The book tells the tale of the fierce Borking-style assault on President George W. Bush’s Third Circuit nominee and sitting Reagan district appointee Judge D. Brooks Smith. Smith, after an all-out assault, was finally confirmed. That was in 2001-2002, and it was exactly the model of assault that would years later be used on Kavanaugh. Both assaults were designed to attack the personal life and legal career of the judge in question.

Thus it was a memorable moment on that November day of 2019 when Trump, in the middle of our get-together with him, called out to an aide to bring him a batch of papers he had just signed. In they came, carefully set down on the presidential Resolute desk. And what were they? Newly presidentially signed commissions for dozens and dozens of newly GOP Senate-confirmed, Trump-appointed federal judges. It was a serious accomplishment, and the president was clearly proud of it and had every right to be. By the end of his term, the president had appointed over 230 federal judges to the lower courts.

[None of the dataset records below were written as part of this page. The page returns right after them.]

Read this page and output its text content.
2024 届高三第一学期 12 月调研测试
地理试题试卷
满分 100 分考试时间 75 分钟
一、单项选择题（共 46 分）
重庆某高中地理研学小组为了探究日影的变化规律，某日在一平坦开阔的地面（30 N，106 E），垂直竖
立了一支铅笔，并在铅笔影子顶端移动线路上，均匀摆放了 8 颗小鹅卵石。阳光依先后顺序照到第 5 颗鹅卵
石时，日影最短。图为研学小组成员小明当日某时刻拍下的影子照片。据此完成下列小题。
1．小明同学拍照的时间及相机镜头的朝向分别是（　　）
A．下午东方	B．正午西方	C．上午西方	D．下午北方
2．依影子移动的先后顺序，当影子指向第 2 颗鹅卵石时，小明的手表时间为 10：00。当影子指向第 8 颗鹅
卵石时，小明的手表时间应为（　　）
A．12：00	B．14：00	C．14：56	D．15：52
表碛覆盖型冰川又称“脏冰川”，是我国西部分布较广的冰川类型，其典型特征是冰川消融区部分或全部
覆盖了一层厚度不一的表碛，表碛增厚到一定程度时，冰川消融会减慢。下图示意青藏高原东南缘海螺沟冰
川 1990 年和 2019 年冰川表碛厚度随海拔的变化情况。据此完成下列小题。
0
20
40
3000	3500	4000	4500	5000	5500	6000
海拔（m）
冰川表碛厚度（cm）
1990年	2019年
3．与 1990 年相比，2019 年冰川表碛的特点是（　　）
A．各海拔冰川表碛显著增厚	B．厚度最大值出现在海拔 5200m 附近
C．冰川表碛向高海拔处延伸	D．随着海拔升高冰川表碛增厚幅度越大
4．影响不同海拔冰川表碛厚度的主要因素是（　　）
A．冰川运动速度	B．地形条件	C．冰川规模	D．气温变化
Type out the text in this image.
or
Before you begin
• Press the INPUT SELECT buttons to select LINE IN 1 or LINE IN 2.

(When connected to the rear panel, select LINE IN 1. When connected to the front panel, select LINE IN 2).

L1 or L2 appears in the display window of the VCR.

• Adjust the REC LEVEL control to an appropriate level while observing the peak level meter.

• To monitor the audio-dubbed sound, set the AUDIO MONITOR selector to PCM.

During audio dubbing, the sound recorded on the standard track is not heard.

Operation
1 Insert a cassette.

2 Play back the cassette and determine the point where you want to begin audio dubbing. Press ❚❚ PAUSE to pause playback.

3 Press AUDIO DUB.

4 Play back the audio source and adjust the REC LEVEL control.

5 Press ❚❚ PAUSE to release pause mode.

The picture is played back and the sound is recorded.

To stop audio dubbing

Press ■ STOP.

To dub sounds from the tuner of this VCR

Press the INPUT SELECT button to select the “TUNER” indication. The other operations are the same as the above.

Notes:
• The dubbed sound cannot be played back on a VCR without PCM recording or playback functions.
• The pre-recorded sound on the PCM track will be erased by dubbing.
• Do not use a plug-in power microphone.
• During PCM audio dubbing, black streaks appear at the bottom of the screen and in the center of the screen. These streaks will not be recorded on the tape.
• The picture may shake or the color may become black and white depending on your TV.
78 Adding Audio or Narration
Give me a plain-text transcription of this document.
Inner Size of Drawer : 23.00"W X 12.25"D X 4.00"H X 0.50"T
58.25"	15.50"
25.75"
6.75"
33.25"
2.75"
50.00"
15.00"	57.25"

It was abundantly clear that Trump had taken seriously his pledge to Americans to bring back the federal judiciary to what its original role was supposed to be: a judicial body ruling impartially on the constitutionality of laws. He was getting it done — and then some.

That moment with Trump in 2019 comes to mind as — finally — the egregiously unconstitutional Roe v. Wade decision on abortion was, 50 years after the fact, overturned, with Trump Supreme Court nominees joining President George H. W. Bush nominee Clarence Thomas and Bush 43’s Sam Alito to get it done. Abortion is now sent back to the states — where it should have been left in the first place.

Somewhere Reagan is smiling and applauding for Trump.